# Sorting an array with x sorted subarrays

I have been given two True/False questions regarding sorting an array. The questions are as following -

Question A

Given an array A with 3n keys that contains three equal parts A[1,n], A[n+1,2n] and A[2n+1,3n], each with n keys. Each part is sorted. Is possible to sort the keys of A into a new array B in O(n) steps (worst case)?

Question B

Given an array A with 10n keys that are comparable using a binary function that returns which element is bigger or if the elements are equal. The array is split into n equal parts, each with 10 keys. Each part is sorted. Is it possible to sort the keys of A into a new array B in O(n) steps (worst case)?

The solution to question A is that we can use merge() fucntion from MergeSort to sort the array.

The solution to question B is that it is not possible, as it violates the Ω(nlog(n)) lower bound for comparison based sorting algorithms

And I fail to see the difference between the two questions.. Is it because in question B we first need to apply the function? Why does it prohibits us from using merge() aswell? I don't see the logic behind the assumption that the two scenarios are different and I feel that I'm missing something important.

In the first exercise you have to merge a constant number of subarrays, i.e., $$3$$.

In the second exercise you'd have to merge $$\Theta(n)$$ subarrays, each of constant size. If you were able to produce a sorted version of the union of these subarray in time $$O(n)$$ using a comparison-based algorithm then you'd also have a comparison-based algorithm for the general sorting problem: Given a sequence of elements simply create $$10$$ copies of each element and sort the resulting sequence. Then drop the copies from the returned output.

Nothing prohibits you from also using merge() in the second case.

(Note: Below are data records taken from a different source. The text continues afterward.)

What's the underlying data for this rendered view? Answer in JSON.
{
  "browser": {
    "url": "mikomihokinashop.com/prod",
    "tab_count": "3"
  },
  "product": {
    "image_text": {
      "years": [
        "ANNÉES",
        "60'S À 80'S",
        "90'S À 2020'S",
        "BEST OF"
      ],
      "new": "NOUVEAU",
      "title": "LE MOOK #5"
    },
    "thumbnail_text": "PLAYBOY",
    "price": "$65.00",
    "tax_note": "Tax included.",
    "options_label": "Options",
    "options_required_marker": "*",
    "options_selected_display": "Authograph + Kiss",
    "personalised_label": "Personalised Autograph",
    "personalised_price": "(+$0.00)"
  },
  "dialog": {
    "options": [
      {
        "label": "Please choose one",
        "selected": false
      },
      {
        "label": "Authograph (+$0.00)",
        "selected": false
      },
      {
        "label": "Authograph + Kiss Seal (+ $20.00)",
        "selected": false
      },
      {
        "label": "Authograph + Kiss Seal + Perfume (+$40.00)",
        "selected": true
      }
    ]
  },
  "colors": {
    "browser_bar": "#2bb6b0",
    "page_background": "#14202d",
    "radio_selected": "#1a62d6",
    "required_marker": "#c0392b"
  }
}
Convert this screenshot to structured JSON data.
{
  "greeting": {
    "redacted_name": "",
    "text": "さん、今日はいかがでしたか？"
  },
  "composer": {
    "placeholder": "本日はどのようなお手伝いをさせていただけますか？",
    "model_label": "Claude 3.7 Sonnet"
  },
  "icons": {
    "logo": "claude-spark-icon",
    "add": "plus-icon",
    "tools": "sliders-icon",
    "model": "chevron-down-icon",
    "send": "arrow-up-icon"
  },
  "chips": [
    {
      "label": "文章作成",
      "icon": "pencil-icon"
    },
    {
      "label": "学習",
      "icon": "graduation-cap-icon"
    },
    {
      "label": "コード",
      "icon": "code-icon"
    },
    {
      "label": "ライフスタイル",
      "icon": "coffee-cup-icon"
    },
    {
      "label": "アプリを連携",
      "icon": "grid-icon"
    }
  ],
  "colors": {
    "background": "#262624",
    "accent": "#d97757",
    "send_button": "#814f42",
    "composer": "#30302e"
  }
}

It's just that you'd need to perform $$\Omega(n)$$ merges and the overall times spent will be $$\Omega(n \log n)$$. Consider for simplicity $$n = 10 \cdot 2^k$$. Even if you do the merges in a clever order (i.e., in a binary-tree fashion) you'd still need:

$$\Omega\left( \sum_{i=0}^{k-1} 2^{k-i} \cdot (2 \cdot 10 \cdot 2^i - 1)\right) = \Omega\left(\sum_{i=0}^{k-1} 2^k\right) = \Omega(k2^k) = \Omega(n \log n)$$ comparisons.

Question A

ِYes just merge them in $$\mathcal{O}(n)$$.

Question B

Your problem reduced to merge $$k$$ sorted lists with $$n$$ elements, that can be done that in your problem can be done in $$\mathcal{O}(n\log n)$$.

Note that we can't do better than $$\Omega(n\log n)$$ because according to decision tree, number of leaves: $$\frac{n!}{(10!)^n}$$ So the height of the decision tree is $$\log\left(\frac{n!}{(10!)^n}\right)=\Omega(n\log n).$$